Asked whether the United States’ two North American Free Trade Agreement allies should be exempted, Brady told reporters in Mexico City:“Yes, and going further, excluding all fairly traded steel and aluminum, not just from these two countries.”
“I think we can make a very strong case for other countries as well,” said the Republican lawmaker, adding he hoped Trump could be persuaded to step back.“We’re going to continue to make the case to the White House,” added Brady, who met with Canadian Foreign Minister Chrystia Freeland at the Canadian embassy later in the afternoon.
Good luck with those White House talks if Trump wants to use this as leverage in NAFTA talks.
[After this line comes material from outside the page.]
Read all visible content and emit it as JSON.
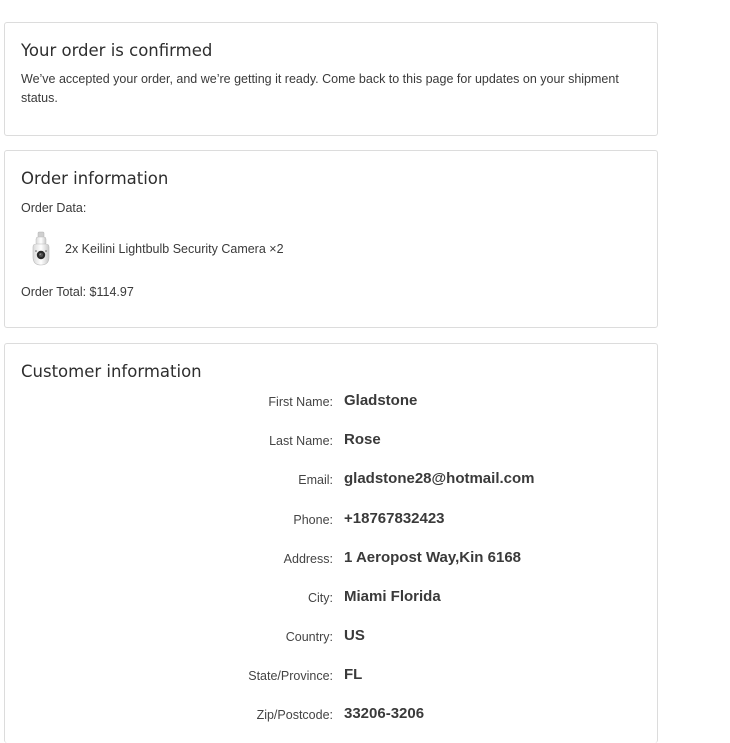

But there may be a country that could see an exception, especially since Australia claims Trump promised them one:
Donald Trump “emphatically” promised to exempt Australian steel and aluminium from US tariffs during a meeting with Prime Minister Malcolm Turnbull last year, it can be revealed. …
This revelation explains why the Australian Government has been stunned by Mr Trump’s declaration last week that the tariff regime will be enforced, and subsequent statements by Mr Ross that country-specific exemptions are unlikely.
The conversation between the President and the Prime Minister was in the so-called “Steel Cage”, a secure communications pod that travels with the US President.
Sources have told the ABC Mr Trump’s promise was emphatic and that he instructed Mr Ross to work out the specifics to “make it happen”.
If we see an exception for Australia and not for Canada or Mexico, that will tend to corroborate the theory that this was intended for our NAFTA partners all along. But will Trump stick to it if Canada and Mexico balk at concessions in NAFTA talks? Swan wonders about that too, especially given the lack of legal preparation before last week’s announcement. Trump will have plenty of time to rethink this, or at least to pose as rethinking it, before it becomes reality.